6. The pressurized air supply system according to claim 5,

wherein the control device controls a supply amount of the air such that a temperature of the flowing air passing through the pressurization object device is higher than the saturated steam temperature, if the first flow control valve is in a closed state.

7. The pressurized air supply system according to claim 5,

wherein the control device controls a supply amount of the flowing air to the pressurization object device such that a temperature of the flowing air passing through the pressurization object device is higher than the saturated steam temperature, if the first flow control valve is in an open state.

8. The pressurized air supply system according to claim 5,

wherein the control device controls the flow control valve so as to switch air supplied to the discharged air line from the air to discharged air of the compressor, while maintaining a state where a temperature of the flowing air passing through the pressurization object device is higher than the saturated steam temperature.

9. The pressurized air supply system according to claim 5,

wherein the control device decreases an opening degree of the third flow control valve, if a temperature in the exhaust gas line is higher than a temperature in the discharged air line.

10. The pressurized air supply system according to claim 9,

wherein the control device controls the opening degree of the third flow control valve such that a temperature of the flowing air passing through the pressurization object device is higher than the saturated steam temperature.

11. The pressurized air supply system according to claim 1, further comprising:

a motor for driving the turbocharger compressor;

a first bypass line bypassing a flowing air side of the recuperator;

an exhaust gas line for exhausting the exhaust gas from the turbine;

a second bypass line bypassing an exhaust gas side of the recuperator; and

a flow control valve for controlling a flow rate of the flowing air flowing into the heater,

wherein the flow control valve includes: a first flow control valve for controlling a flow rate in the discharged air line; a second flow control valve for controlling a flow rate in the first bypass line; and a third flow control valve for controlling a flow rate in the second bypass line.

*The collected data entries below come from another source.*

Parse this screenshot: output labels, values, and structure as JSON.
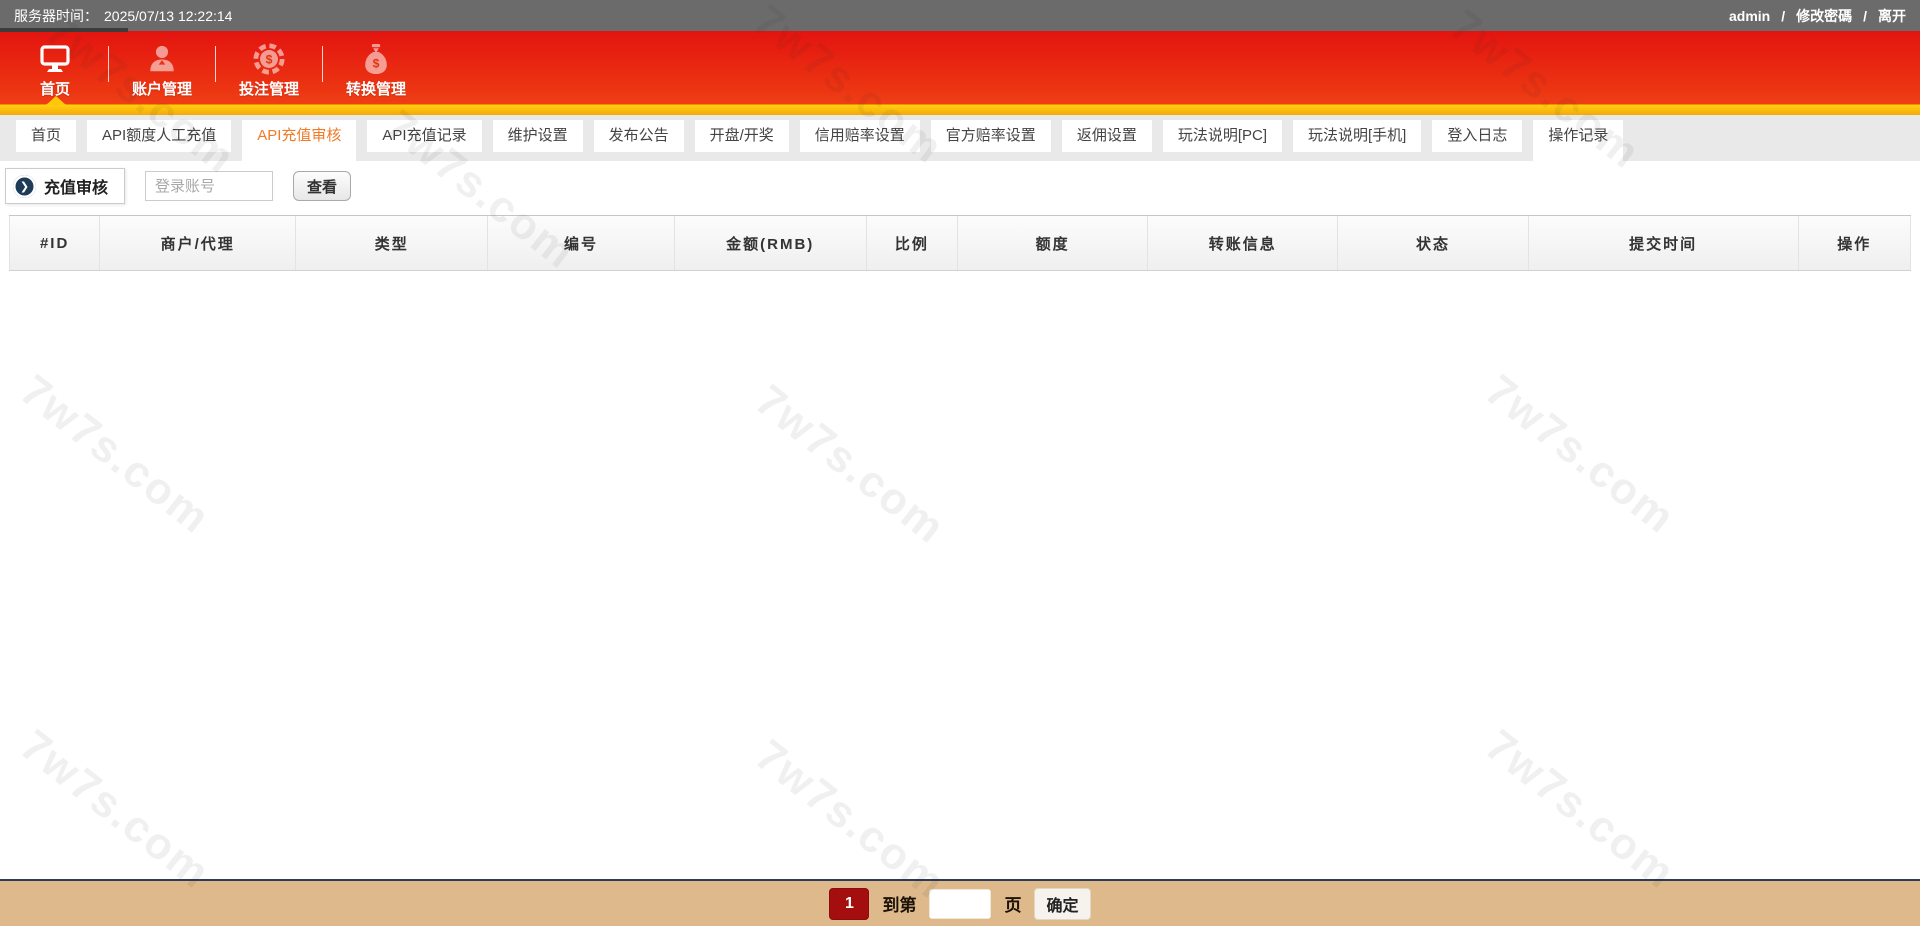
{
  "topbar": {
    "server_time_label": "服务器时间：",
    "server_time": "2025/07/13 12:22:14",
    "username": "admin",
    "sep": "/",
    "change_password": "修改密碼",
    "logout": "离开"
  },
  "navbar": {
    "items": [
      {
        "label": "首页",
        "icon": "monitor-icon",
        "active": true
      },
      {
        "label": "账户管理",
        "icon": "user-icon",
        "active": false
      },
      {
        "label": "投注管理",
        "icon": "poker-chip-icon",
        "active": false
      },
      {
        "label": "转换管理",
        "icon": "money-bag-icon",
        "active": false
      }
    ]
  },
  "tabs": [
    "首页",
    "API额度人工充值",
    "API充值审核",
    "API充值记录",
    "维护设置",
    "发布公告",
    "开盘/开奖",
    "信用赔率设置",
    "官方赔率设置",
    "返佣设置",
    "玩法说明[PC]",
    "玩法说明[手机]",
    "登入日志",
    "操作记录"
  ],
  "active_tab": "API充值审核",
  "toolbar": {
    "section_title": "充值审核",
    "section_icon": "audit-play-icon",
    "section_icon_glyph": "❯",
    "search_placeholder": "登录账号",
    "view_button": "查看"
  },
  "table": {
    "columns": [
      "#ID",
      "商户/代理",
      "类型",
      "编号",
      "金额(RMB)",
      "比例",
      "额度",
      "转账信息",
      "状态",
      "提交时间",
      "操作"
    ],
    "rows": []
  },
  "pagination": {
    "current_page": "1",
    "goto_prefix": "到第",
    "goto_value": "",
    "goto_suffix": "页",
    "confirm_button": "确定"
  },
  "watermark": {
    "text": "7w7s.com"
  },
  "colors": {
    "topbar_bg": "#6b6b6b",
    "nav_red_top": "#e31410",
    "nav_red_bottom": "#f0471a",
    "nav_strip_yellow": "#ffc60a",
    "tabbar_bg": "#e9e9e9",
    "active_tab_text": "#ef7b2a",
    "pagination_bg": "#ddb98b",
    "pagination_border": "#2e3b55",
    "page_btn_red": "#a50e0e",
    "audit_icon_navy": "#1e3c58"
  }
}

12. The pressurized air supply system according to claim 11,

wherein the control device controls a rotation speed of the motor such that a temperature of the flowing air passing through the pressurization object device is higher than the saturated steam temperature, if the first flow control valve is in an open state.

13. The pressurized air supply system according to claim 11

wherein the control device decreases an opening degree of the third flow control valve, if a temperature in the exhaust gas line is higher than a temperature of discharged air from the compressor.

14. The pressurized air supply system according to claim 13,

wherein the control device controls the opening degree of the third flow control valve such that a temperature of the flowing air passing through the pressurization object device is higher than the saturated steam temperature.

15. A method for starting a pressurized air supply system that includes:

a turbocharger including a turbine and a turbocharger compressor;

a recuperator for performing heat exchange between discharged air from the compressor and an exhaust gas exhausted from the turbine;

a compressor capable of compressing air supplied from an air supply source;

a pressurization object device that is supplied with flowing air which includes at least one of the discharged air or compressed air generated by the compressor, the pressurization object device being configured to exhaust the flowing air to the turbine; and

a heater configured to heat the flowing air supplied to the pressurization object device,

wherein the compressor is controlled such that a saturated steam temperature of the flowing air supplied from the air supply source to the pressurization object device is lower than a temperature in the pressurization object device, at startup.